Muchos años después, frente al mar, con la mirada fija en un
velero que se deslizaba sobre las aguas calmas, la mujer hubo de recordar la
historia que le contara su abuela en su niñez más temprana. Aquellas tardes
inolvidables en espacios atemporales, cuando la anciana rememoraba su juventud
en tierras lejanas. Quizás entre nostalgia y resentimiento le hablaba de su
abuelo, el marinero, ese que ella jamás conoció y que cada vez que tocaba
puerto, allá en la olvidada Cartagena, la dejaba preñada de un nuevo hijo.
Hasta diez parió y pocos de ellos sobrevivieron. Incluida su madre, que años
más tarde, también tuvo que marchar a ese lugar sin retorno, que por mucho que
llores y supliques, nadie vuelve. Mamá nos dejó huérfanas, al cuidado de la
abuela, a mí y a mis hermanas. Vida y muerte, nacer y morir. Una constante en
esta familia. Familia de mujeres que, nosotras, las últimas, ya no hemos pasado
por este trance. Engendrar, parir y luego morir. Mujeres solteras, sin
descendencia. Algo que me atormenta. Algo que me ensombrece el alma.

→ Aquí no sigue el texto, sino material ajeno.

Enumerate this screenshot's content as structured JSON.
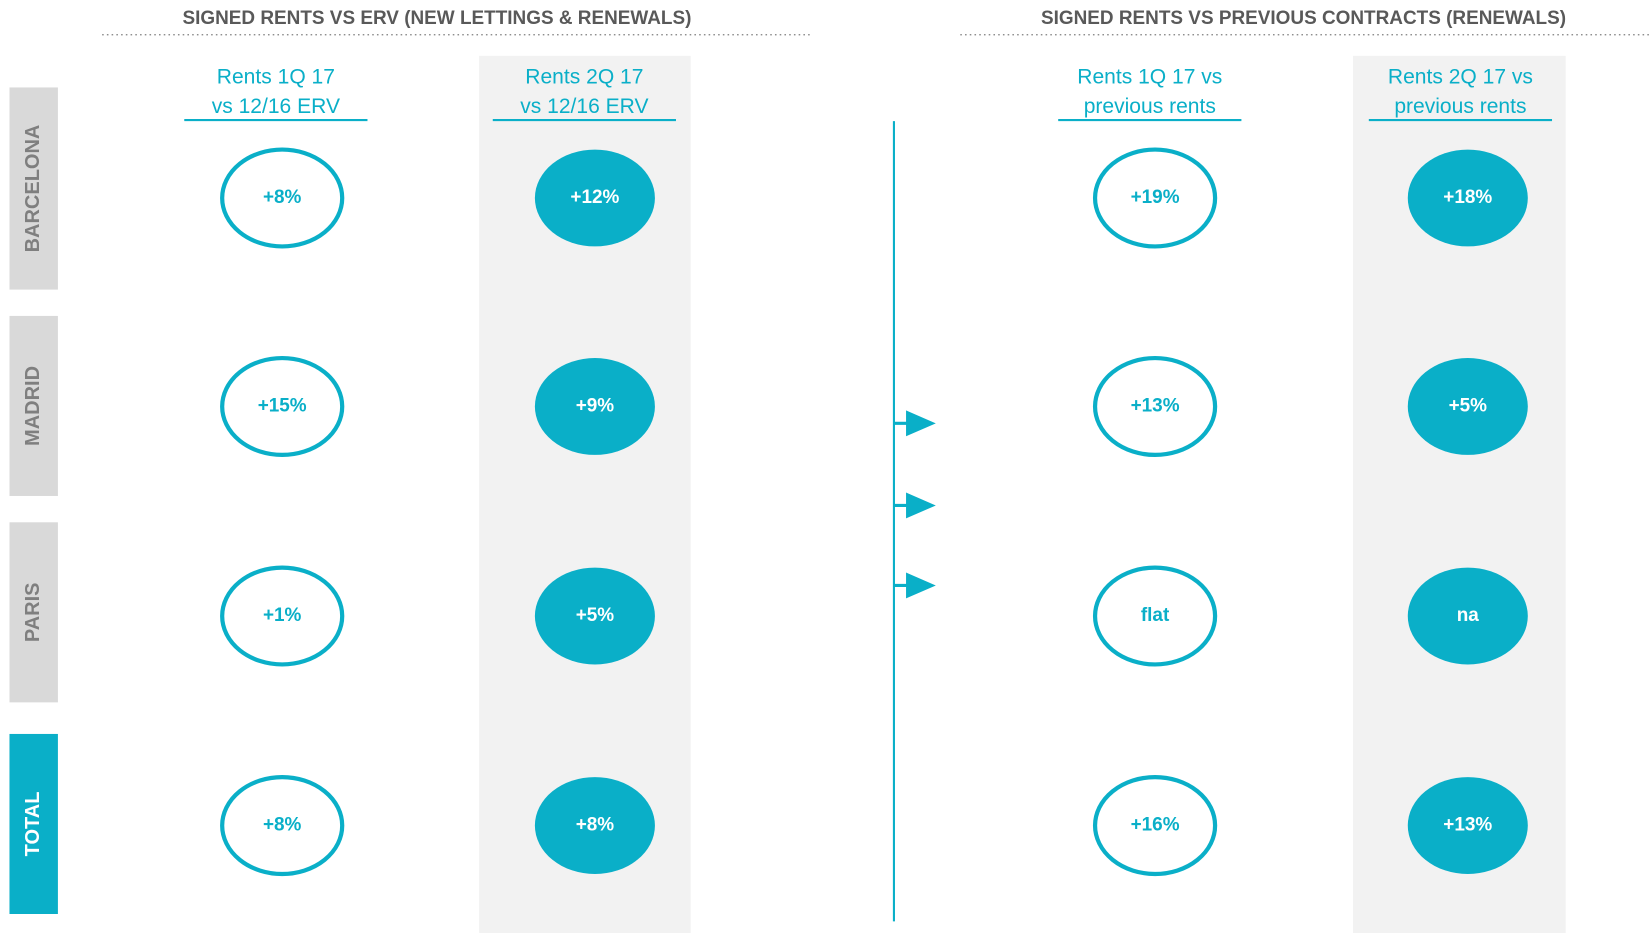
{
  "sections": [
    {
      "title": "SIGNED RENTS VS ERV (NEW LETTINGS & RENEWALS)",
      "columns": [
        {
          "header": [
            "Rents 1Q 17",
            "vs 12/16 ERV"
          ],
          "values": [
            "+8%",
            "+15%",
            "+1%",
            "+8%"
          ]
        },
        {
          "header": [
            "Rents 2Q 17",
            "vs 12/16 ERV"
          ],
          "values": [
            "+12%",
            "+9%",
            "+5%",
            "+8%"
          ]
        }
      ]
    },
    {
      "title": "SIGNED RENTS VS PREVIOUS CONTRACTS (RENEWALS)",
      "columns": [
        {
          "header": [
            "Rents 1Q 17 vs",
            "previous rents"
          ],
          "values": [
            "+19%",
            "+13%",
            "flat",
            "+16%"
          ]
        },
        {
          "header": [
            "Rents 2Q 17 vs",
            "previous rents"
          ],
          "values": [
            "+18%",
            "+5%",
            "na",
            "+13%"
          ]
        }
      ]
    }
  ],
  "rows": [
    "BARCELONA",
    "MADRID",
    "PARIS",
    "TOTAL"
  ]
}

De pronto, como si un remolino hubiera echado raíces en el
centro de la playa, levantó toda la hojarasca y con ella se llevó los recuerdos
de unas vidas imaginadas, las de los ancestros, aquellos que no conocimos, pero
que sus emociones quedaron impresas en la
memoria por generaciones.
Un griterío se escuchó en la lejanía y, a medida que el viento
amainaba, un grupo de niños se acercaron donde ella reposaba. Los niños, me
gustan los niños. Los miró con ternura. ¿Por qué en mi familia no nacen niños? Volvió a entristecerse. A todo eso, ya había anochecido.
Miró a la luna y el barco ya no estaba. Se imaginó entonces navegando con un
viento favorable, surcando mares y tierras lejanas, dejando atrás las
tinieblas, saliendo de la oscuridad.